A. How widely used are the Historical Climatology Network datasets?
NOAA’s National Climatic Data Center compile and maintain the main weather station datasets used by the five groups currently publishing global temperature trend estimates, i.e., the ones we mentioned at the start of the essay in Figure 1. The main dataset is known as the
Global Historical Climatology Network (GHCN), but a large component of this dataset is also available as a separate dataset called the
U.S. Historical Climatology Network (USHCN). Collectively, we refer to these datasets as the Historical Climatology Network.
Some of the groups rely almost exclusively on the Historical Climatology Network:
- The National Climatic Data Center uses it for all 7280 of their station records.
- NASA’s Goddard Institute for Space Studies uses it for 6280 out of their 6322 stations, i.e., 99.3%.
- The Japan Meteorological Agency uses it for 3883 out of their 3900 stations, i.e., 99.6%.
At first glance, it appears that the other two groups (Climate Research Unit and Berkeley Earth) are using fairly independent datasets. The Climate Research Unit only directly obtains less than one third of its station records from the Historical Climatology Network (1617 out of 5583), and the Berkeley Earth group gets less than one fifth of its records from them (7280 out of 39028).
However, a closer inspection of these other datasets reveals that they actually overlap very heavily with the Historical Climatology Network datasets.
The Climate Research Unit was one of the first groups to construct a weather station record dataset in the 1980s, e.g., see Jones et al., 1986 (
Open access). So, when the Global Historical Climatology Network was first released in the 1990s, the Climate Research Unit only started using it for the station records they didn’t have.
But, when the National Climatic Data Center were constructing the Global Historical Climatology Network, they were mostly using the same data sources that the Climate Research Unit had used – see Peterson & Vose, 1997 (
Open access). In fact, one of their main data sources was the Climate Research Unit’s datasets!
For this reason, it has been estimated that more than 98% of the station data used by the Climate Research Unit either comes from the Historical Climatology Network, or else is derived from one of the data sources used for constructing the Historical Climatology Network, e.g., see McKitrick, 2010 (
Open access).
The Berkeley Earth group use the Global Historical Climatology Network dataset, but they have combined it with several other datasets to create a much larger dataset than any of the others. The Berkeley Earth dataset contains records for nearly 40,000 stations, i.e., more than 5 times the number of stations in the Global Historical Climatology Network.

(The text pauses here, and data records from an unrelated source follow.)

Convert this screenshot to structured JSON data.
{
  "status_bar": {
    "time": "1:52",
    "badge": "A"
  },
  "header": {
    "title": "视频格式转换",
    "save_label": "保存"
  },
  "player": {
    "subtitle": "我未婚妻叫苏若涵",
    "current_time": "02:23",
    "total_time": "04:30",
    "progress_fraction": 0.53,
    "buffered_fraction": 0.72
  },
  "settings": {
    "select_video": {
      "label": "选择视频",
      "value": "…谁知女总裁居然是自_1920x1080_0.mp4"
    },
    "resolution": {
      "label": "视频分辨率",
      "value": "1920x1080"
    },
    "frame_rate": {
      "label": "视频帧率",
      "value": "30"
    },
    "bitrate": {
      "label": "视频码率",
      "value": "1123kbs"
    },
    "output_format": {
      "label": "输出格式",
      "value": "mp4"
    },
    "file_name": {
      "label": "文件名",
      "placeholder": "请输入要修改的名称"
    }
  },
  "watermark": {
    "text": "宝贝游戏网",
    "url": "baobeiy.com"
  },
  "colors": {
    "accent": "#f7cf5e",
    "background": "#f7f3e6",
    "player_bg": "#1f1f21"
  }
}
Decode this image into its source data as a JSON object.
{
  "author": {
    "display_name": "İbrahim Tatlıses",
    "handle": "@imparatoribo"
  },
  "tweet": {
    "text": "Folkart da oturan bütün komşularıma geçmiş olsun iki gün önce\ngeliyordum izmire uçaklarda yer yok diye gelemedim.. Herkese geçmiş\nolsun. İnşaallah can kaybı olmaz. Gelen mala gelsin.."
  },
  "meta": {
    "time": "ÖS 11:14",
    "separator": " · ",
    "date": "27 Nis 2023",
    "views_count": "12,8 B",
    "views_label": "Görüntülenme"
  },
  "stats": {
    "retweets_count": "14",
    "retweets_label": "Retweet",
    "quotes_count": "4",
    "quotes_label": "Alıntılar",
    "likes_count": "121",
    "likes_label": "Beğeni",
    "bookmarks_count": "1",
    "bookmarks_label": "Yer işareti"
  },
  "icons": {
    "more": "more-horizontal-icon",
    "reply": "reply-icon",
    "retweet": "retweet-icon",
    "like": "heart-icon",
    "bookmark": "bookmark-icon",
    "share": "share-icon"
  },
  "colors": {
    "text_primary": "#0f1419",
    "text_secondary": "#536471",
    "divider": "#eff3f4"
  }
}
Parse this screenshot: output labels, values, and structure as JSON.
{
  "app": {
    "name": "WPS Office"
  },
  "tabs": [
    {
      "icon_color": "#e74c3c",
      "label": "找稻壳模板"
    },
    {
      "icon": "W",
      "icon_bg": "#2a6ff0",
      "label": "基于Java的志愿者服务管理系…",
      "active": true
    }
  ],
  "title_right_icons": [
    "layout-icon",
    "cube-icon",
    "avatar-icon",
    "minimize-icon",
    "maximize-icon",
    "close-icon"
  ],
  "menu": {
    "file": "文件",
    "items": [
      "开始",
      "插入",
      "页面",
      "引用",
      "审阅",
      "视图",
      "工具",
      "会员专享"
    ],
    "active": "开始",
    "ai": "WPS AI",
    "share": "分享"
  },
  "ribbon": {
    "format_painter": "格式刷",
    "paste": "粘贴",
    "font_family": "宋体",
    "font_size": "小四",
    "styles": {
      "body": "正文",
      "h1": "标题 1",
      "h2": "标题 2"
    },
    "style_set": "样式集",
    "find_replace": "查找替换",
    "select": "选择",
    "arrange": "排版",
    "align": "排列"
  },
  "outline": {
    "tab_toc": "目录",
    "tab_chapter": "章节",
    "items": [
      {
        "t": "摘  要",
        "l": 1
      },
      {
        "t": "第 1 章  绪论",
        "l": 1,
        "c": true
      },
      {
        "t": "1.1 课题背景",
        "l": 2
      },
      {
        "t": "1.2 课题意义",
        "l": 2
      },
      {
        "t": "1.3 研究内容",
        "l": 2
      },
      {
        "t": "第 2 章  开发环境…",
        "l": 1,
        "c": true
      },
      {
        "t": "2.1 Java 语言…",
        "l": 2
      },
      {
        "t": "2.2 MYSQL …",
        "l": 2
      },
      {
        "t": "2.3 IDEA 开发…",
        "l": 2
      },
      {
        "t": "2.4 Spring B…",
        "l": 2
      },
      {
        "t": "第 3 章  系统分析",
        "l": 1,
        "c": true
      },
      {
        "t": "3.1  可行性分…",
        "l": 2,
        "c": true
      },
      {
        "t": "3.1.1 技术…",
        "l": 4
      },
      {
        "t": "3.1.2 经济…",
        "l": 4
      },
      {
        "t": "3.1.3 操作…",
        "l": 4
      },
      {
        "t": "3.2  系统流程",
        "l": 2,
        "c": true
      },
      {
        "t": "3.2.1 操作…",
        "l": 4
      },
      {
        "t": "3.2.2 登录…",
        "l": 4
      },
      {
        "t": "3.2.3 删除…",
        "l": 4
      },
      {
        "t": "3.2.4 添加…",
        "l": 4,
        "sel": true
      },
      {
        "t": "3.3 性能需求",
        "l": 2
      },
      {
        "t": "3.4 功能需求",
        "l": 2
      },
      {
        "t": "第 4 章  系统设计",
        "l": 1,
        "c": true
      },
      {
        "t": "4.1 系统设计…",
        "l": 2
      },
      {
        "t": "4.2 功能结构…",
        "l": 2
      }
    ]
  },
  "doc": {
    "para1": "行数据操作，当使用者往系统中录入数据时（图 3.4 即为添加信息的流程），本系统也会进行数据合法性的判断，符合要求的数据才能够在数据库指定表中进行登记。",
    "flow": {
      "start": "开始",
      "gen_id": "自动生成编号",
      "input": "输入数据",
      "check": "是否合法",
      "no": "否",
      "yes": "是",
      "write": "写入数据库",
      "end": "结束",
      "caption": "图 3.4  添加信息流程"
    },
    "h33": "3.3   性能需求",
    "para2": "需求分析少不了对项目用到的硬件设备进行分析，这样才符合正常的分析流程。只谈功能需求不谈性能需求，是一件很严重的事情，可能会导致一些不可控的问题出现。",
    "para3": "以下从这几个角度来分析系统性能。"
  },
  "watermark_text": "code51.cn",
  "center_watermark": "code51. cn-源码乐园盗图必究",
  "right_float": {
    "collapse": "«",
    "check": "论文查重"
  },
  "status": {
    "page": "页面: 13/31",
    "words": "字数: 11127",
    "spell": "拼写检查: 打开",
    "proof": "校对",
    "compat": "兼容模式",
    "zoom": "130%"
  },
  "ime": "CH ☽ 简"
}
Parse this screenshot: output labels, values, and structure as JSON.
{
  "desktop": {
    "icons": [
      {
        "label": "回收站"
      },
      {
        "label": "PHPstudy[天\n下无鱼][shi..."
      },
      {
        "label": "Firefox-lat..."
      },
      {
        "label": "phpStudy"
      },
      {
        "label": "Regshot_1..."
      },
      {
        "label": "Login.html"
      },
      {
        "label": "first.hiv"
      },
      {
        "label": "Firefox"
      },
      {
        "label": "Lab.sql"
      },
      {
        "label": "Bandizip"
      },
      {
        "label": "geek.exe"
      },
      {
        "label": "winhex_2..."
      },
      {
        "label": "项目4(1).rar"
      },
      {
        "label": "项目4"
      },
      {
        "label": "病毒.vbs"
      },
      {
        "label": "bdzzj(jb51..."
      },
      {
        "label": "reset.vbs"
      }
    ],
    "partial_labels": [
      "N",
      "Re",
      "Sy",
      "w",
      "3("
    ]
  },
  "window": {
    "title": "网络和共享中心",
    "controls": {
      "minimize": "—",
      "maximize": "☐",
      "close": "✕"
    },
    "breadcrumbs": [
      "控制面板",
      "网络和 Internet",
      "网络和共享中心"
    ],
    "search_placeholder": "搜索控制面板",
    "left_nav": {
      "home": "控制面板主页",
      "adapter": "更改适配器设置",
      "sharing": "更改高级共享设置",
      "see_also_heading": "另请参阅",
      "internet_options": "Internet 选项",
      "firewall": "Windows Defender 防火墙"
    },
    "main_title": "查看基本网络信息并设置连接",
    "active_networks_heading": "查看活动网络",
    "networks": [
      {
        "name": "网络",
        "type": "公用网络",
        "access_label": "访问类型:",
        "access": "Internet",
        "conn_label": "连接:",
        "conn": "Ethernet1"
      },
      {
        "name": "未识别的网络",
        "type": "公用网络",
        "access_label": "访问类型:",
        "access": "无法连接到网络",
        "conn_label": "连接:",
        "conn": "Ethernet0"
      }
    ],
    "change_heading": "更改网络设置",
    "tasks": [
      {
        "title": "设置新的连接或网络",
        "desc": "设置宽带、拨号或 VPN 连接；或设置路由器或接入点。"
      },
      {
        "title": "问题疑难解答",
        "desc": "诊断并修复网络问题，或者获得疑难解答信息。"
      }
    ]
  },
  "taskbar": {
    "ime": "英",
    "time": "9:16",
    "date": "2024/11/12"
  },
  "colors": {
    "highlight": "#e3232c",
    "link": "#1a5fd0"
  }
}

However, more than half of these stations in the Berkeley Earth dataset have very short records (less than 30 years of data). So, when the Berkeley Earth group are using their dataset for studing long-term trends, they are predominantly relying on the Global Historical Climatology Network component of their dataset.
Indeed, in one of the Berkeley Earth groups main studies, they just used the Global Historical Climatology Network, i.e., Rohde et al., 2013 (
Open access).
In other words, all of the groups rely very heavily on the Historical Climatology Network datasets. This means that to assess the extent of urbanization bias in each of the groups’ estimates, we can safely limit our analysis to the Historical Climatology Network…
B. How badly affected by urbanization bias are the datasets?
The U.S. component
As we mentioned in Section 2, when the National Climatic Data Center were constructing the U.S. Historical Climatology Network, they were able to take advantage of a very large collection of U.S. station records from the
Cooperative Observer Program (COOP) dataset. Many of these stations were rural, and so they were able to construct a relatively rural dataset, with relatively long and complete station records – see Karl et al., 1988 (
Open access).
In total, the U.S. Historical Climatology Network contains 1218 station records. The average length of the station records is 93 years, which is relatively long, and more than a fifth of them (277) are still rural today. In addition, only 99 of the stations are highly urbanized (in terms of population and average night-light intensity).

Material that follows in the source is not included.